Marilyn Monroe's Depression
On November 11, she officially announced their separation to columnist Earl Wilson. The press swarmed her New York residence and a tearful Marilyn emerged to confirm the story.
According to one Monroe biographer, newsmen were so eager to get to her that one reporter shoved his microphone into her mouth, chipping one of her teeth in the process.
Marilyn attempted to go into seclusion, but her efforts were thwarted by the announcement of Clark Gable's death on November 16. Gable had had a massive heart attack the day after The Misfits had wrapped, but many had believed he was improving.
His sudden death was a severe blow.
Marilyn took the news so badly that she was unable to make a coherent statement to the press, who kept calling for her comments.
Finally, she managed a brief statement: "This is a great shock to me. I'm deeply sorry. Clark Gable was one of the finest
men I ever met."
Rumors began flying that Kay Gable, Clark's young widow who was pregnant with his first child, blamed Marilyn for her husband's death. Kay claimed that the stress Gable had had to endure during the filming of The Misfits, including the daily delays in excessive heat, had led to his heart attack.
Upon hearing this, Marilyn spiraled into a dark depression -- the thought that she had caused the death of the man she had idolized since childhood was too much to bear.
The following May, Kay Gable would invite Marilyn to the christening of Gable's son, John Clark Gable. A grateful Marilyn took the invitation as a sign that Kay no longer held her responsible for any part in her husband's death.
As the winter of 1960-61 deepened, so did Marilyn's feelings of despair and hopelessness. Christmas without Miller or Montand underscored her loneliness, though Joe DiMaggio entered her life once more and renewed their relationship.
A close friendship developed between the former husband and wife, and the press spread rumors of a possible reconciliation.
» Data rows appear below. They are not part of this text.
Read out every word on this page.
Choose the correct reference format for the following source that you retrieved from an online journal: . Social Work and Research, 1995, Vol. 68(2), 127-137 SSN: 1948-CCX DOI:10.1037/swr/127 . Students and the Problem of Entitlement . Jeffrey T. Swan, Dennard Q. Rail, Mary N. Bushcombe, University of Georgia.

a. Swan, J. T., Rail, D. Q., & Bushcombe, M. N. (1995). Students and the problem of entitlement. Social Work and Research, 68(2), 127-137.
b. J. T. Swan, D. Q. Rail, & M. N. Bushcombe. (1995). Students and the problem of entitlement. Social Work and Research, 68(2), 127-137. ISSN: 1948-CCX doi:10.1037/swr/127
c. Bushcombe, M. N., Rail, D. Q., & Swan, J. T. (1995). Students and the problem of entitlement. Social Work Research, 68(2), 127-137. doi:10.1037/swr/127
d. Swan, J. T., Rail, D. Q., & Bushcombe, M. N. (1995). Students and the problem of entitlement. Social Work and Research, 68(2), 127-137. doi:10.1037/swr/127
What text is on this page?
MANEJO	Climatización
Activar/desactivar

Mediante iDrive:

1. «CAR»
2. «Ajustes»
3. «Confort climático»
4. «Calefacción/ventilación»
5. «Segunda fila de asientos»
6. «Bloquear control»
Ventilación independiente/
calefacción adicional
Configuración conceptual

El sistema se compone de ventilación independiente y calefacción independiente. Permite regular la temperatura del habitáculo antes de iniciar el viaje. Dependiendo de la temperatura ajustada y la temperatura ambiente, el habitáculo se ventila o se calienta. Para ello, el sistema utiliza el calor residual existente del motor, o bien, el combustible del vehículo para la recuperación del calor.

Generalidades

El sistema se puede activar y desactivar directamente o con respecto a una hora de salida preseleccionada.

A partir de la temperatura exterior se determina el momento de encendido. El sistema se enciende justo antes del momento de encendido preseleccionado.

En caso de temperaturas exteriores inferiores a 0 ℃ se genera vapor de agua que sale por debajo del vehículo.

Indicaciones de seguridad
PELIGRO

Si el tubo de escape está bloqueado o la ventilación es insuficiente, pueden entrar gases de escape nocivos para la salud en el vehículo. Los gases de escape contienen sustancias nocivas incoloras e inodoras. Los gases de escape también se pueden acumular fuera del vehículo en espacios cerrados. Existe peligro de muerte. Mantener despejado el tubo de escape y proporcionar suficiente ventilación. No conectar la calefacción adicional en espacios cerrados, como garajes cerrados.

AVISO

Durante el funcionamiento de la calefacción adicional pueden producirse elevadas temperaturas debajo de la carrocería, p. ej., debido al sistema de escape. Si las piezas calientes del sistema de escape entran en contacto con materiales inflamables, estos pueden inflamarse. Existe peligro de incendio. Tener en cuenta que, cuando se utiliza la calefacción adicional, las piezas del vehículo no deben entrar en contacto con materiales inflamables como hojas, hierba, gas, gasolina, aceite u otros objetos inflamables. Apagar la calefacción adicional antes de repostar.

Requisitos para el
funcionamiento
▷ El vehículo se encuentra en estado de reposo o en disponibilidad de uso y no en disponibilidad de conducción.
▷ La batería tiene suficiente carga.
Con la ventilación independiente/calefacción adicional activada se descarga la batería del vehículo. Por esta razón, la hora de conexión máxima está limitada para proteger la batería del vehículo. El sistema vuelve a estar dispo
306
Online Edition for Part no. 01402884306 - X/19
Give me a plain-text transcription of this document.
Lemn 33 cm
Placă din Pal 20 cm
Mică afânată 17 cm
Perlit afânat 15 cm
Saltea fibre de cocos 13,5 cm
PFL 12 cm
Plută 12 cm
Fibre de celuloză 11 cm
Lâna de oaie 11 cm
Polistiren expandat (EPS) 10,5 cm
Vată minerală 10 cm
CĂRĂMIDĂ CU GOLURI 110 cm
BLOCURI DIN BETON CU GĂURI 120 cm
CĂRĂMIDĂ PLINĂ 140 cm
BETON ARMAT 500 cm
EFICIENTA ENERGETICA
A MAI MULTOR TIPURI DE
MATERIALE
In January, Marilyn flew to Mexico for a quick divorce from Arthur Miller and then drew up a new will. She made her half-sister Berniece Miracle a major beneficiary, though she had seen Miracle only a few times during her life.
She also made provisions for the care of her mother,and left money to various friends as well as to her secretary, May Reis.
She gave Lee Strasberg and one of her psychiatrists, Dr. Marianne Kris, portions of her estate and also left Strasberg all of her personal effects and clothing.
Sadly, the will is the document of a woman with only the thinnest shred of a family and just a few friends. Most of the latter were not close personal friends, but colleagues, employees, or doctors -- those who had some financial or industry relationship with Marilyn.
In February of 1961, Marilyn entered the Payne-Whitney Clinic in New York at the suggestion of her East Coast psychiatrist, Dr. Kris. From the start, Marilyn was not comfortable at Payne-Whitney.
Surprised at the security precautions, which included barred windows and glass panes in the door so that nurses could glance inside, she rebelled at being treated "like a nut." She felt that the employees at the clinic were checking on her more often than on the other patients because she was a movie star.
She was allowed a limited number of phone calls, which she used to reach Joe DiMaggio in Florida. DiMaggio returned to New York, arranged Marilyn's discharge from Payne-Whitney, and placed her in Columbia-Presbyterian Medical Center.
Upon her release from Columbia three weeks later, reporters and photographers disgraced themselves in an insensitive display outside the hospital's doors. They surrounded Marilyn, screaming tasteless questions and blocking her exit to a waiting limousine.
Sixteen police officers and hospital security men were needed to get her safely to her car. She spent part of the next month in Florida with DiMaggio, who continued to look after her as much as she would allow until her death.
In addition to her precarious emotional and mental health, Marilyn experienced a variety of physical disorders as well. In May 1961, she entered Cedars of Lebanon Hospital in Los Angeles for gynecological surgery.
The following month, she found herself in the Polyclinic Hospital of New York for a gallbladder operation. In addition, Marilyn suffered from an ulcerated colon and abnormal bleeding from the uterus.